Our results suggest after the molecular docking of the hub protein with catalpol, the highest score is obtained as ACE. To further confirm the docking results, we also used ITC to test the binding force of ACE and catalpol, and the results showed that catalpol had a strong binding force with ACE (Figure 7, Table 4). ITC is a technique that can directly measure the binding energy of biological processes, which can be used to verify molecular docking, based on the accurate determination of the heat released or absorbed during the formation of the complex. It is an advanced technology that can measure all binding parameters at the same time. The thermodynamic properties can be obtained by fitting and analyzing the titration results with its own software.

At last, ROC curve was used to estimate the accuracy of predictions [37]. In network pharmacology, ROC can be used to evaluate the association between screened targets and diseases [38]. ROC curve results showed that the target of catalpol selected in this article is closely related to stroke (Figure 8). And further the reliability of the results is verified.

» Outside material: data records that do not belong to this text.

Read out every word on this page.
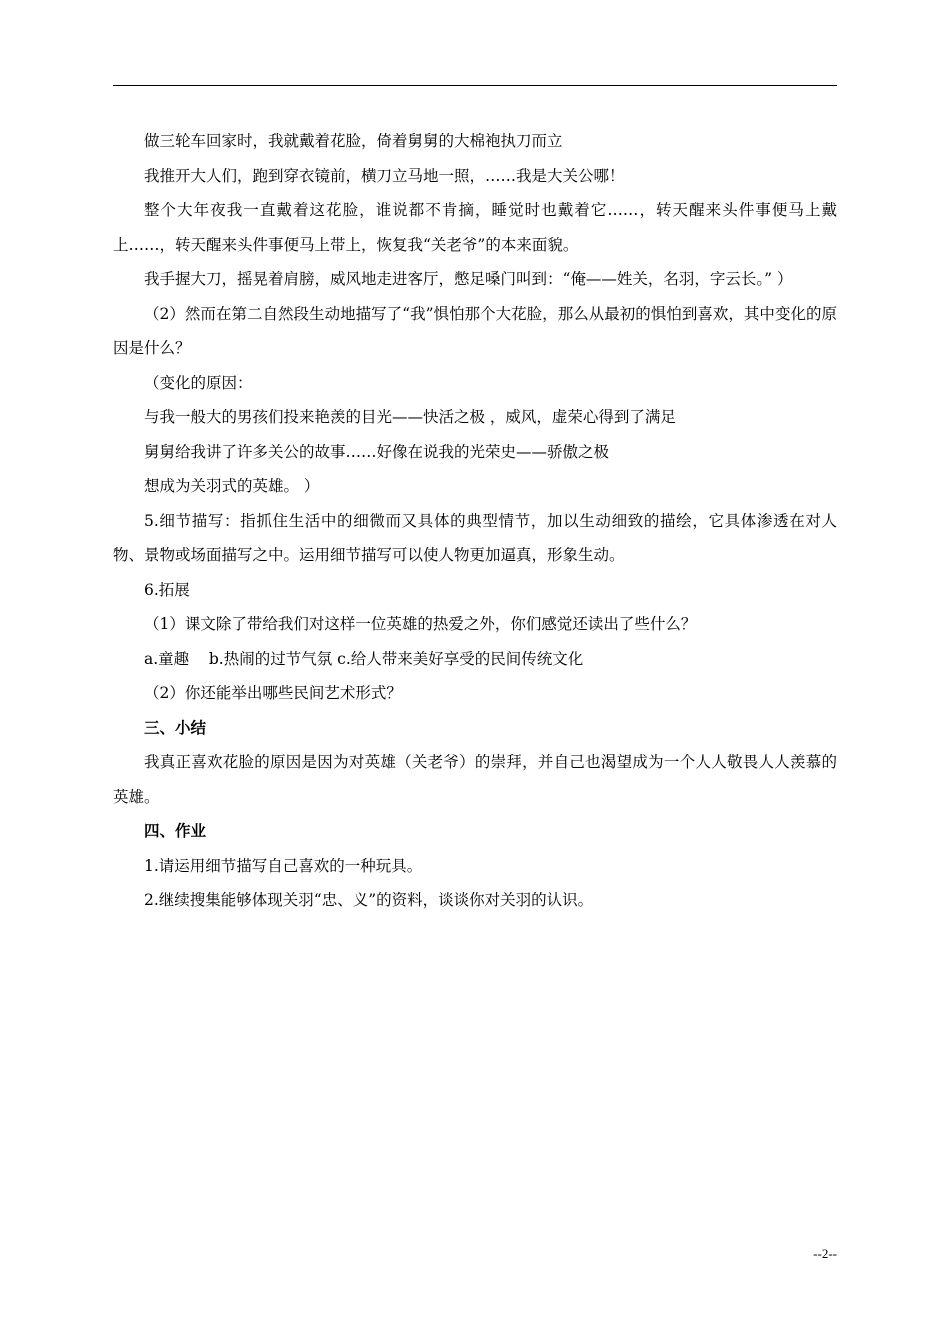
做三轮车回家时，我就戴着花脸，倚着舅舅的大棉袍执刀而立

我推开大人们，跑到穿衣镜前，横刀立马地一照，……我是大关公哪！

整个大年夜我一直戴着这花脸，谁说都不肯摘，睡觉时也戴着它……，转天醒来头件事便马上戴上……，转天醒来头件事便马上带上，恢复我“关老爷”的本来面貌。

我手握大刀，摇晃着肩膀，威风地走进客厅，憋足嗓门叫到：“俺——姓关，名羽，字云长。” ）

（2）然而在第二自然段生动地描写了“我”惧怕那个大花脸，那么从最初的惧怕到喜欢，其中变化的原因是什么？

（变化的原因：

与我一般大的男孩们投来艳羡的目光——快活之极 ，威风，虚荣心得到了满足

舅舅给我讲了许多关公的故事……好像在说我的光荣史——骄傲之极

想成为关羽式的英雄。 ）

5.细节描写：指抓住生活中的细微而又具体的典型情节，加以生动细致的描绘，它具体渗透在对人物、景物或场面描写之中。运用细节描写可以使人物更加逼真，形象生动。

6.拓展

（1）课文除了带给我们对这样一位英雄的热爱之外，你们感觉还读出了些什么？

a.童趣    b.热闹的过节气氛 c.给人带来美好享受的民间传统文化

（2）你还能举出哪些民间艺术形式？

三、小结

我真正喜欢花脸的原因是因为对英雄（关老爷）的崇拜，并自己也渴望成为一个人人敬畏人人羡慕的英雄。

四、作业

1.请运用细节描写自己喜欢的一种玩具。

2.继续搜集能够体现关羽“忠、义”的资料，谈谈你对关羽的认识。

--2--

These results give us new research direction, expansion, and extension of catalpol in the prevention and treatment of diseases and its mechanism. In fact, catalpol is pleiotropy to treat diseases. But the abovementioned results suggest that the research scope of catalpol needs to be further expanded and deepened. In the future, we will identify more targets using multiple research methods in vitro and in vivo, such as cell culture and animal study, to further clarify the possible causes of catalpol pleiotropy.

5. Conclusion

In summary, this study uses network pharmacology and molecular docking methods to explore the targets of catalpol in the treatment of stroke. The molecular docking results show that the docking scores of ACE and catalpol were the highest. And the ITC results verify that catalpol and ACE have a strong binding force. In the ROC curve evaluation, the selected key targets have a certain degree of association with stroke disease, but still need further experimental verification, such as RT-PCR. Comprehensive bioinformatics can analyze the potential targets of disease. It can provide ideas for the research on the potential mechanism of drug therapy.

Data Availability

The data used to support the findings of this study are available from the corresponding author upon request.

Conflicts of Interest

The authors declare that they have no conflicts of interest.

Acknowledgments

This work was supported by the NSFC Projects (81073084 and 81873034), the Natural Science Foundation Project of Chongqing CSTC (cstc2014jcyjA10083 and cstc2018jcyjAX0158), and the Fundamental Research Funds for the Central Universities to the postgraduate (XDJK2017D154).